Tucking the package back in the mailbox, I fished my cell phone from my jeans. Scrolling through my contacts, I found Brian Decker’s name and pressed “call.” After four rings he still hadn’t picked up, and I began mentally composing a voice mail—one I hoped would sound more rational than I felt—but on the fifth ring he answered. “This is Captain Decker,” he said.

 

“Deck, it’s Bill Brockton,” I said.

 

“Hey, Doc. How the hell are you? Haven’t talked to you in way too long.” He sounded pleased to hear from me, but there was an understandable undertone of sadness in his voice, too.

 

Decker headed the Knoxville Police Department’s SWAT team. We’d met twelve years before, at the end of Nick Satterfield’s string of sadistic serial killings, when Decker arrived at my house just in time to help keep Satterfield from murdering my family and me.

 

“Deck, can you check on a prisoner for me?” The words rushed out without preamble. “Make sure he’s still in custody?”

 

“Sure, Doc. City, county, state, or federal?”

 

“State. South Central Correctional Facility. In Clifton.”

 

“Ah,” he said. “Prisoner’s name wouldn’t happen to be Satterfield, would it?”

 

“Yeah. How’d you know?”

 

He knew because no one understood Satterfield’s menace better than Decker, whose own brother had died while searching Satterfield’s house for booby traps. I heard a deep breath on the other end of the line. “You sound spooked, Doc. What’s going on?”

 

“I’m standing at my mailbox, Deck.
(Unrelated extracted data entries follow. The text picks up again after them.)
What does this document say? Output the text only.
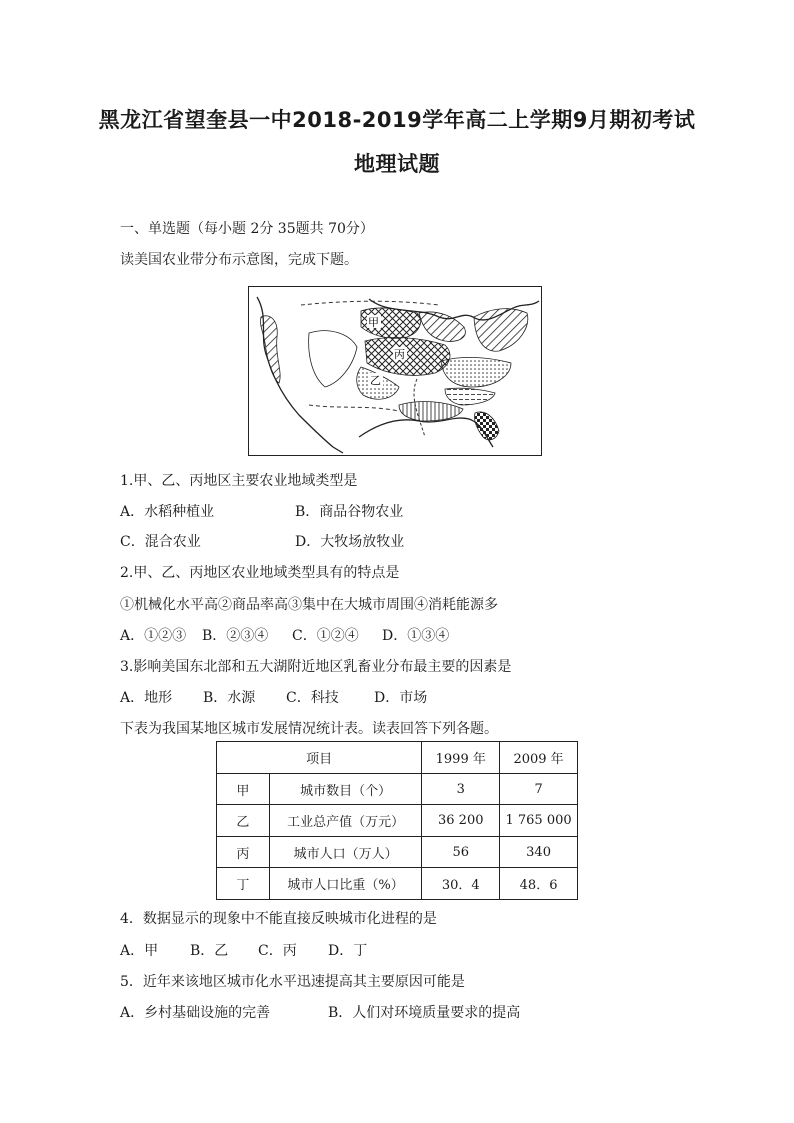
黑龙江省望奎县一中2018-2019学年高二上学期9月期初考试
地理试题
一、单选题（每小题 2分 35题共 70分）
读美国农业带分布示意图，完成下题。
甲
乙
丙
1.甲、乙、丙地区主要农业地域类型是
A．水稻种植业	B．商品谷物农业
C．混合农业	D．大牧场放牧业
2.甲、乙、丙地区农业地域类型具有的特点是
①机械化水平高②商品率高③集中在大城市周围④消耗能源多
A．①②③ B．②③④ C．①②④ D．①③④
3.影响美国东北部和五大湖附近地区乳畜业分布最主要的因素是
A．地形 B．水源 C．科技	D．市场
下表为我国某地区城市发展情况统计表。读表回答下列各题。
项目		1999 年	2009 年
甲	城市数目（个）	3	7
乙	工业总产值（万元）	36 200	1 765 000
丙	城市人口（万人）	56	340
丁	城市人口比重（%）	30．4	48．6
4．数据显示的现象中不能直接反映城市化进程的是
A．甲 B．乙 C．丙 D．丁
5．近年来该地区城市化水平迅速提高其主要原因可能是
A．乡村基础设施的完善	B．人们对环境质量要求的提高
There’s an envelope here—a padded envelope—with a return address that just says ‘Satterfield.’ Nothing but the name.”

 

“Shit—don’t open it!” I’d never heard alarm in Decker’s voice before, but I was hearing it now, loud and clear.

 

“Okay, I won’t open it.”

 

“Put it down—very gently—and get away from it.”

 

“You think it’s a bomb?”

 

“The guy has a thing for explosives.”